Thursday, August 17, 2006

Buy New Zealand campaign - racism by another name

Is there anything more stupid than a Buy New Zealand Made campaign?
It is about as clever as the Invercargill City Council advertising “shag a Southlander”, or Manukau City advertising “Buy Manukau Made”. It is saying “it is good because it is made in New Zealand”, not because of quality of the product, after sales service or price.
So is something is more expensive but NZ made, then you should buy it because it is better to do that than buy something else with the money you wasted on nationalism. It is better to buy something inferior because of nationalism.
It is racist because it is saying that products made by NZers are better than those made by foreigners in one respect – their origin.
No, it is not about economics. The childish theory of keeping money in the country is sheer nonsense. It is better to maximise utility – better to buy 3 pairs of socks for $3 than buy 1 pair, or better to buy one pair for $1 and spend $2 on something else you want. That is how we are better off. It is a concept the Greens and NZ First don’t understand because they are both xenophobic at heart – both hating “foreign investment” and suspicious of “foreign made” goods. The Greens because they see blind children stitching shoes, and NZ First because they see hard working Asians staying up late in the sweatshop looking determinedly like they want to fight another war by working harder and destroying “our jobs”.
Imagine if there was a “hire a New Zealander” campaign, “donate to New Zealand charities” campaign or a “make phone calls to New Zealanders” campaign – all could be justified on the basis of “keeping money at ‘ome”.
You might like supporting a local business because the owner is friendly, the product is good and you can guarantee quality, or maybe you are always able to find someone who can help you. However, if you take this to its logical conclusion, you'll go to the most local shop to buy your groceries, because it is a "local person" living in "your community", and you should "support" them.
My advice is simple. Buy what you want from whoever sells you it for the best deal, wherever in the world that seller is. Judge products on overall quality and price - remember, odds are that the New Zealand business owner is as likely as you are to want to spend profits on buying an ipod, a holiday to Europe, a new car or new clothes. You don't benefit from shortchanging your choice by applying anti-foreign bigotry to it.


Sarah said...

Hi there,

We need some help! My daughters debating team are stuck! They are on the negative and the moot is "Buy N.Z made, we've got it made". We would so be grateful for anymore points you could offer!!!

libertyscott said...

Well off the top of my head:
1. Buying something because of where it is made, instead of price and quality means you are getting less for your money. You could have spent the difference on something else, giving YOU more utility and helping employ others.
2. People should reward whoever gives them the best deal, not whoever overcharges or delivers poorer quality. Why reward a local producer who is not as good as a foreign one? Do we want a world where second best is what we aim for?
3. National borders are artificial. Why not Buy North Island, Buy Auckland made, buy Takapuna made, buy Esmonde Rd made, or only consume what you make yourself? Well think about it, you COULD become self sufficient and not spend money on anything others make, but your standard of living would be low. People make money by focusing on what they are good doing, and some people make things better and cheaper outside NZ than within NZ.
4. The notion that buying NZ made creates jobs in NZ is vastly exagerrated. For example, the NZ producer may simply spend the proceeds on buying imports or on overseas travel. Good on them, but the money from buying NZ made does not necessarily circulate locally.
5. Trade makes the world a richer place. North Korea is the perfect example of a country that has as its official philosophy self sufficiency (called Juche). It is destitute, and only exports arms, drugs and some minerals. South Korea is trade oriented, open and the average South Korean has fifteen times the income of a North Korean. Can there be a more stark example of how economic nationalism fails?

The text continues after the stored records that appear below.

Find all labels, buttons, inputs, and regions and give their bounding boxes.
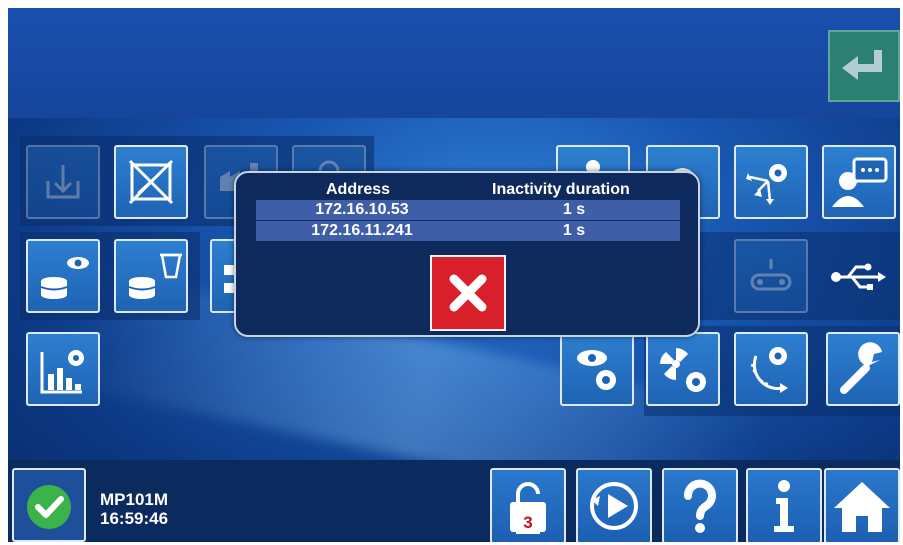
top-bar bbox=[8, 8, 900, 118]
inactivity-column-header: Inactivity duration bbox=[492, 181, 630, 198]
view-database-tile[interactable] bbox=[26, 239, 100, 313]
address-cell: 172.16.10.53 bbox=[315, 201, 409, 218]
duration-cell: 1 s bbox=[562, 222, 586, 239]
home-button[interactable] bbox=[824, 468, 900, 542]
close-icon bbox=[449, 274, 487, 312]
download-tile[interactable] bbox=[26, 145, 100, 219]
table-row[interactable]: 172.16.10.53 1 s bbox=[256, 200, 680, 220]
clock: 16:59:46 bbox=[100, 509, 169, 528]
radiation-gear-icon bbox=[660, 348, 706, 392]
conveyor-tile[interactable] bbox=[734, 239, 808, 313]
wrench-icon bbox=[840, 342, 882, 394]
help-button[interactable] bbox=[662, 468, 738, 542]
database-delete-tile[interactable] bbox=[114, 239, 188, 313]
wrench-tile[interactable] bbox=[826, 332, 900, 406]
usb-icon bbox=[831, 263, 886, 290]
network-gear-tile[interactable] bbox=[734, 145, 808, 219]
network-gear-icon bbox=[746, 164, 787, 205]
device-name: MP101M bbox=[100, 490, 169, 509]
lock-button[interactable]: 3 bbox=[490, 468, 566, 542]
rotate-gear-icon bbox=[751, 347, 788, 393]
home-icon bbox=[834, 482, 890, 532]
user-chat-tile[interactable] bbox=[822, 145, 896, 219]
eye-gear-icon bbox=[577, 350, 616, 390]
status-tile[interactable] bbox=[12, 468, 86, 542]
rotate-gear-tile[interactable] bbox=[734, 332, 808, 406]
ok-check-icon bbox=[27, 485, 71, 529]
duration-cell: 1 s bbox=[562, 201, 586, 218]
conveyor-icon bbox=[750, 259, 792, 291]
table-row[interactable]: 172.16.11.241 1 s bbox=[256, 221, 680, 241]
help-icon bbox=[684, 479, 716, 533]
chart-settings-tile[interactable] bbox=[26, 332, 100, 406]
info-button[interactable] bbox=[746, 468, 822, 542]
no-box-tile[interactable] bbox=[114, 145, 188, 219]
address-column-header: Address bbox=[326, 181, 391, 198]
play-icon bbox=[590, 482, 638, 530]
hmi-screen: Address Inactivity duration 172.16.10.53… bbox=[8, 8, 900, 542]
access-level: 3 bbox=[516, 512, 540, 534]
play-button[interactable] bbox=[576, 468, 652, 542]
info-icon bbox=[774, 480, 794, 532]
address-cell: 172.16.11.241 bbox=[311, 222, 413, 239]
no-box-icon bbox=[128, 159, 174, 205]
connections-dialog: Address Inactivity duration 172.16.10.53… bbox=[234, 171, 700, 337]
view-database-icon bbox=[40, 257, 89, 299]
user-chat-icon bbox=[832, 157, 888, 207]
close-button[interactable] bbox=[430, 255, 506, 331]
chart-settings-icon bbox=[40, 350, 84, 394]
enter-icon bbox=[842, 50, 882, 80]
bottom-bar: MP101M 16:59:46 3 bbox=[8, 460, 900, 542]
eye-gear-tile[interactable] bbox=[560, 332, 634, 406]
radiation-gear-tile[interactable] bbox=[646, 332, 720, 406]
enter-button[interactable] bbox=[828, 30, 900, 102]
usb-tile[interactable] bbox=[822, 239, 896, 313]
database-delete-icon bbox=[128, 253, 182, 299]
download-icon bbox=[46, 165, 80, 199]
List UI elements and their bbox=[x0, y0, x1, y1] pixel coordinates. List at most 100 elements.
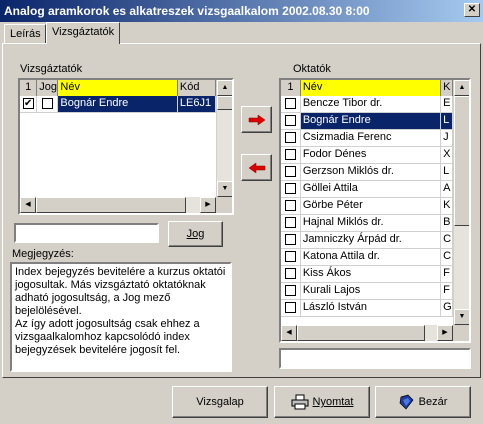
cell-nev[interactable]: Bognár Endre bbox=[300, 113, 442, 129]
row-checkbox[interactable] bbox=[284, 132, 296, 143]
cell-nev[interactable]: Kurali Lajos bbox=[301, 283, 442, 299]
jog-filter-input[interactable] bbox=[14, 223, 159, 243]
row-checkbox[interactable] bbox=[284, 251, 296, 262]
header-nev[interactable]: Név bbox=[300, 80, 442, 96]
scroll-up-button[interactable]: ▲ bbox=[454, 80, 469, 96]
right-vertical-scrollbar[interactable]: ▲ ▼ bbox=[453, 80, 469, 325]
bezar-button[interactable]: Bezár bbox=[375, 386, 471, 418]
row-check-cell[interactable] bbox=[281, 249, 301, 265]
cell-kod[interactable]: L bbox=[441, 164, 453, 180]
hscroll-thumb[interactable] bbox=[297, 325, 425, 341]
close-button[interactable]: ✕ bbox=[464, 3, 480, 17]
cell-kod[interactable]: LE6J1 bbox=[177, 96, 217, 112]
scroll-right-button[interactable]: ▶ bbox=[200, 197, 216, 213]
row-check-cell[interactable] bbox=[281, 283, 301, 299]
scroll-right-button[interactable]: ▶ bbox=[437, 325, 453, 341]
left-horizontal-scrollbar[interactable]: ◀ ▶ bbox=[20, 197, 216, 213]
right-horizontal-scrollbar[interactable]: ◀ ▶ bbox=[281, 325, 453, 341]
tab-vizsgaztatok[interactable]: Vizsgáztatók bbox=[46, 22, 120, 44]
header-kod[interactable]: Kód bbox=[177, 80, 217, 96]
cell-nev[interactable]: Fodor Dénes bbox=[301, 147, 442, 163]
row-check-cell[interactable] bbox=[281, 147, 301, 163]
cell-nev[interactable]: László István bbox=[301, 300, 442, 316]
header-nev[interactable]: Név bbox=[58, 80, 178, 96]
table-row[interactable]: Hajnal Miklós dr. B bbox=[281, 215, 453, 232]
table-row[interactable]: Bencze Tibor dr. E bbox=[281, 96, 453, 113]
oktato-search-input[interactable] bbox=[279, 348, 471, 369]
row-check-cell[interactable] bbox=[281, 113, 301, 129]
table-row[interactable]: Gerzson Miklós dr. L bbox=[281, 164, 453, 181]
table-row[interactable]: Kurali Lajos F bbox=[281, 283, 453, 300]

Fundamentally "buy NZ made" is childish and naive, it ignores fundamental economics as outlined by Adam Smith in The Wealth of Nations and David Ricardo, about comparative advantage. Some countries are good at producing some goods and services, others are good at others - they all are better off by specialising and producing what they are good at and trading. Anything different means you are wasting money buying something inferior because of nationalism, which is, fundamentally, racist.

Hope that helps!

Sarah said...

Hey! Thankyou so much!! I will print this out and pass it onto my daughter and her debate team. Great points!!! Thankyou for your time!!! and effort!